The Gainful Employment (GE) Rule will produce some valuable information for all interested in postsecondary education. Here are some benefits of the Gainful Employment Rule:
GE Rule for Students: the Gainful Employment Rule is extremely helpful to students for a few reasons.
Firstly, the findings will be made public, so students will be able to measure and compare different schools based on the salary and job placement. Students will be able to make more informed decisions when applying to school.
Secondly, federal funding will not be offered at schools where students are not sufficiently benefitting from the education.
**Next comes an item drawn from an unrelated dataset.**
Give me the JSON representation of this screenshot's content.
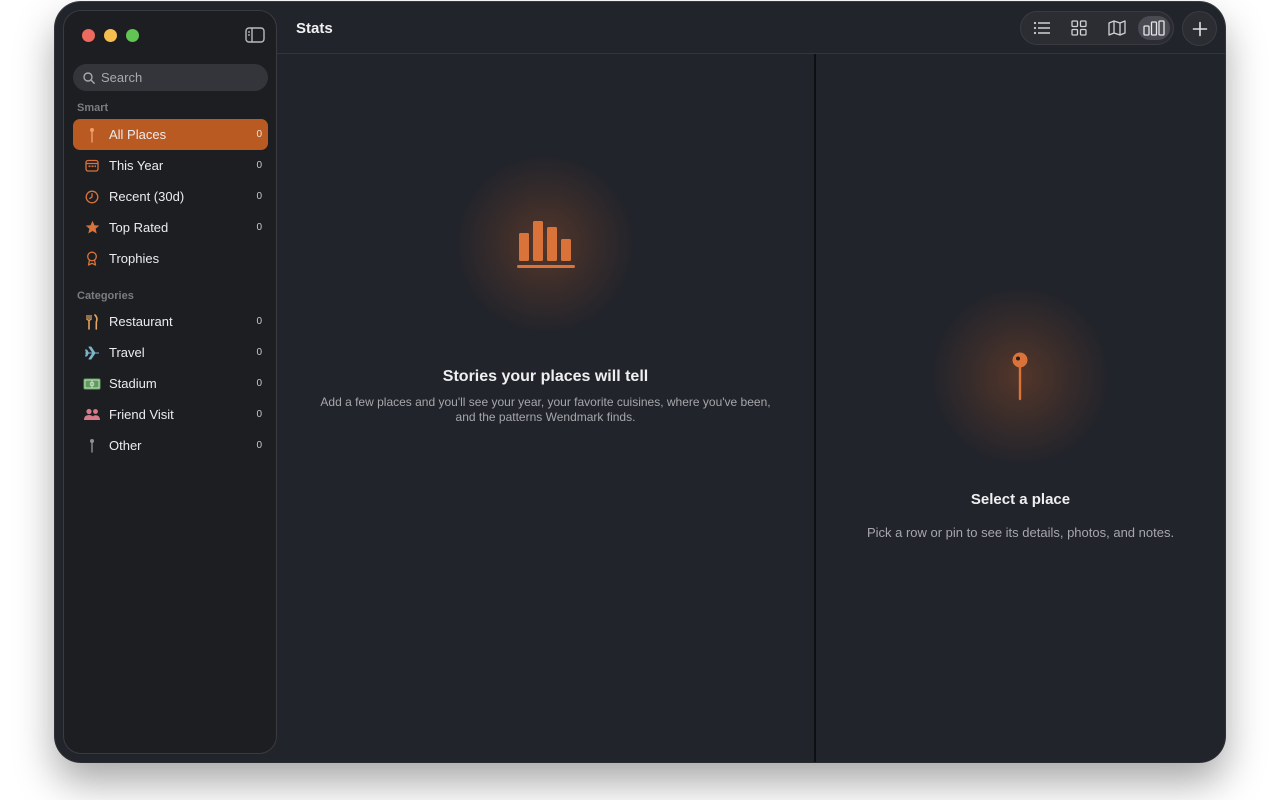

While taking out a loan always bears risk, this will help protect students from the difficult scenario described earlier. (And for those who are worried about losing federal funding at your school, don't worry—federal financial aid restrictions are not enforced until three years of data have been collected, and this is just the first.)
The GE Rule Holds Schools Accountable:
Many students use federal financial aid to pay for education in the United States, which means that a large portion of revenue received by school is from federal financial aid. If a school were to lose this offering, it would likely lose the capital to operate. This rule forces schools to refocus their efforts on educating students above all else.
Here at Climb, we are excited about the Gainful Employment initiative and the public metrics that will be published in early 2017, as we are also focused on quality education. Similar to the Department of Education, Climb looks to identify and partner with quality programs, as well as avoid and discredit predatory education.
We’re happy to see outcomes becoming a greater focus from various stakeholders, as evident with the Gainful Employment rule. Our goal is to make quality education more accessible!